Şubat ayında salınan kimyasal atıklar sebebiyle simsiyah akan Samanlı Deresi yapılan haberlerle gündeme gelmişti. Yapılan haberler ve şikayetçi vatandaşların durumu Cumhurbaşkanlığı’na bildirmesinin ardından Bursa Çevre, Şehircilik ve İklim İl Müdürlüğü konunun araştırılması için harekete geçmişti. İl Müdürlüğü’nün yaptığı incelemenin ardından ihbarcı vatandaşa şu cevap verildi:
‘Yakın zamanda Marmara’da müsilaj kabusu yeniden hortlarsa kimse şaşırmasın’
Konu hakkında açıklama yapan Doğayı ve Çevreyi Koruma Derneği (DOĞADER) Başkanı Sedat Güler, “Bariz bir şekilde kirletilmiş ve arıtılmadan gelen suyun Uludağ’dan gelen içme suyu ile karıştığını görüyoruz. Yakın zamanda hassas bir vatandaşımız konuyla ilgili Cumhurbaşkanlığı İletişim Merkezi’ne şikâyet dilekçesi veriyor.

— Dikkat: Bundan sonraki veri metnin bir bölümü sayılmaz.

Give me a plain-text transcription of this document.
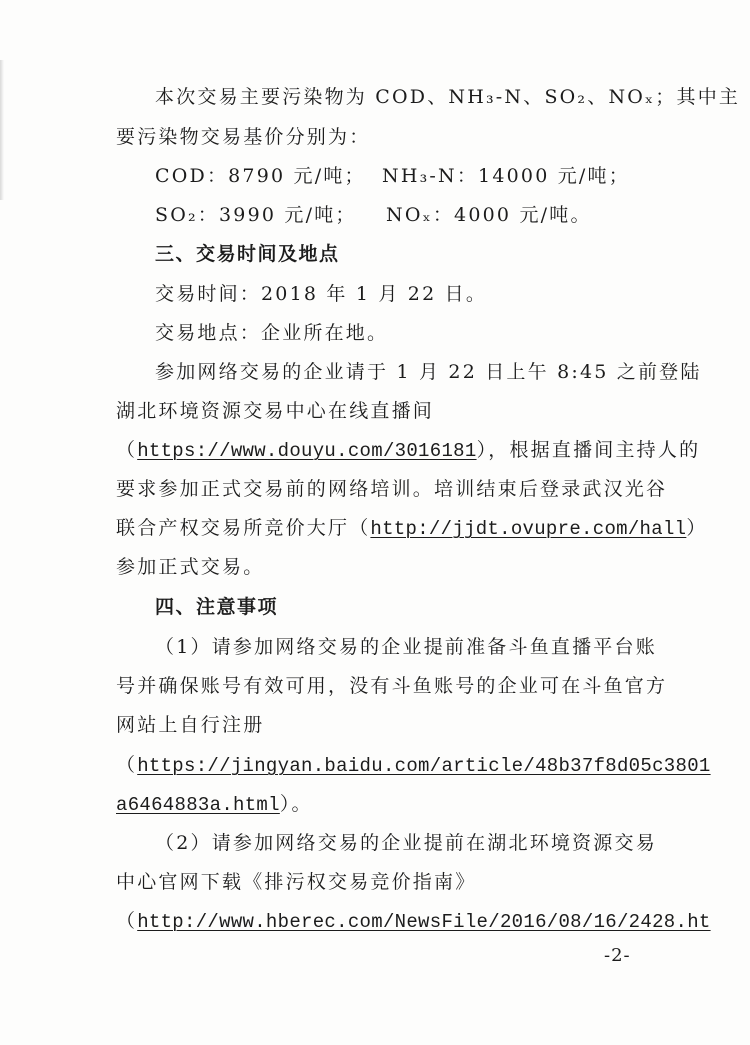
本次交易主要污染物为 COD、NH₃-N、SO₂、NOₓ；其中主
要污染物交易基价分别为：
COD：8790 元/吨； NH₃-N：14000 元/吨；
SO₂：3990 元/吨； NOₓ：4000 元/吨。
三、交易时间及地点
交易时间：2018 年 1 月 22 日。
交易地点：企业所在地。
参加网络交易的企业请于 1 月 22 日上午 8:45 之前登陆
湖北环境资源交易中心在线直播间
（https://www.douyu.com/3016181），根据直播间主持人的
要求参加正式交易前的网络培训。培训结束后登录武汉光谷
联合产权交易所竞价大厅（http://jjdt.ovupre.com/hall）
参加正式交易。
四、注意事项
（1）请参加网络交易的企业提前准备斗鱼直播平台账
号并确保账号有效可用，没有斗鱼账号的企业可在斗鱼官方
网站上自行注册
（https://jingyan.baidu.com/article/48b37f8d05c3801
a6464883a.html）。
（2）请参加网络交易的企业提前在湖北环境资源交易
中心官网下载《排污权交易竞价指南》
（http://www.hberec.com/NewsFile/2016/08/16/2428.ht
-2-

Bunun üzerine Çevre, Şehircilik ve İklim Değişikliği İl Müdürlüğü’nün verdiği cevap ise şaşkınlığımızı bir kat daha arttırmıştır. Bahse konu Samanlı derede yapılan denetim neticesinde alıcı ortama herhangi bir arıtmasız deşarj görülmemiş olup İl Müdürlüğümüzce konunun takibi yapılmaktadır” deniyor. Fakat biz burada yeniden yaptığımız incelemede suyun arıtılmadığına şahit oluyoruz. Çoğu arıtma tesisi eski teknoloji olduğu için biyolojik ve kimyasal arıtma gerçekleştiremiyor, çünkü çökertme sistemi ile çalışıyorlar. Yakın zamanda Marmara’da müsilaj kabusu yeniden hortlarsa kimse şaşırmasın” ifadelerini kullandı.
‘Şimdi biz bu suyla mı tarım yapacağız, bu suyla mı hayvanlarımızı sulayacağız’

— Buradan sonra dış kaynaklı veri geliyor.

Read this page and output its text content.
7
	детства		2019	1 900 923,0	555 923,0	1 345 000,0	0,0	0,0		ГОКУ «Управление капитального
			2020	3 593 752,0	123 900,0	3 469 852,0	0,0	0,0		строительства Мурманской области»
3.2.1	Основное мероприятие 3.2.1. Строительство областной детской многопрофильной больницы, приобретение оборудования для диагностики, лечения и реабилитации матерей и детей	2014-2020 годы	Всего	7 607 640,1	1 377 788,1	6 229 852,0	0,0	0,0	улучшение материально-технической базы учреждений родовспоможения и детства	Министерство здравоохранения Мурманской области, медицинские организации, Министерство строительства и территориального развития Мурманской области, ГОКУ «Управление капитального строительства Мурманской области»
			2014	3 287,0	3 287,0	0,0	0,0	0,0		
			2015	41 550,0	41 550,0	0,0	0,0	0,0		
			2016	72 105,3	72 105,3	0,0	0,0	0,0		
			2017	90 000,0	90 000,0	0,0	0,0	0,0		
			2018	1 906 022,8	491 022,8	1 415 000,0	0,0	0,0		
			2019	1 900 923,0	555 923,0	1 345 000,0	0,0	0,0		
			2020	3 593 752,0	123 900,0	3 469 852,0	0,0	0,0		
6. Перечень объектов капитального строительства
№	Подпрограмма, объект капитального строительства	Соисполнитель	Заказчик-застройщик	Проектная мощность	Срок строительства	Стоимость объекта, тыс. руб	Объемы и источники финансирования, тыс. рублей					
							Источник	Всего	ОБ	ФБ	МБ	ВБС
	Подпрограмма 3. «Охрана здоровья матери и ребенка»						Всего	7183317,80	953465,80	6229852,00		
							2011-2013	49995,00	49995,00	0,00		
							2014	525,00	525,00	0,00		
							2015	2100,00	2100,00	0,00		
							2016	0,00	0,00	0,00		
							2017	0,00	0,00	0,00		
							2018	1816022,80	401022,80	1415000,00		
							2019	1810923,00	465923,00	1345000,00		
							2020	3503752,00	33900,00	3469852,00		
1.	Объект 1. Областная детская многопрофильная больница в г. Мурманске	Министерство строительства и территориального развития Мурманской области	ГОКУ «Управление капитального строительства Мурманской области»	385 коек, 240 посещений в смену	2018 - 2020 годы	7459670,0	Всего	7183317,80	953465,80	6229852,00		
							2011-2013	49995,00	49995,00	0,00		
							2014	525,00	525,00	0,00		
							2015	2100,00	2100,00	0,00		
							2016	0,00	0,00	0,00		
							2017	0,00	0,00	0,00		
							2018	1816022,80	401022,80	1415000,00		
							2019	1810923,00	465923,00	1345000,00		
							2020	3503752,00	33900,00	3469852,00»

Asıl tehlikenin su ve gıda krizi olduğunu söyleyen Güler, “Nilüfer Çayı, Bursa’nın kangreni hâline geldi. Uludağ’da içilebilir nitelikte olan su Samanlı dereden 200 kilometre yol çizerek Marmara denizine dökülene kadar bu hâle geliyor. Su bizim için artık daha fazla anlam içermekte. Aşırı sellerle ya da kuraklıklarla bu durum kendini belli etmeye başladı. Geçtiğimiz senelerde göllerin kuruması, su kaynaklarının kuruması ile birlikte ürünlerimizde düşüş meydana geldi. Önümüzde bizi bekleyen en büyük tehlikenin gıda ve su krizi olduğunu görüyoruz ve buna bir an önce tedbir alınmasını istiyoruz. Fakat 2021 yılında kâğıt üzerinde yapılan değişiklik ile dördüncü derece su kalitesini listeden çıkartıp üçüncü dereceye almışlar. Şimdi biz bu suyla mı tarım yapacağız, bu suyla mı hayvanlarımızı sulayacağız” diye konuştu.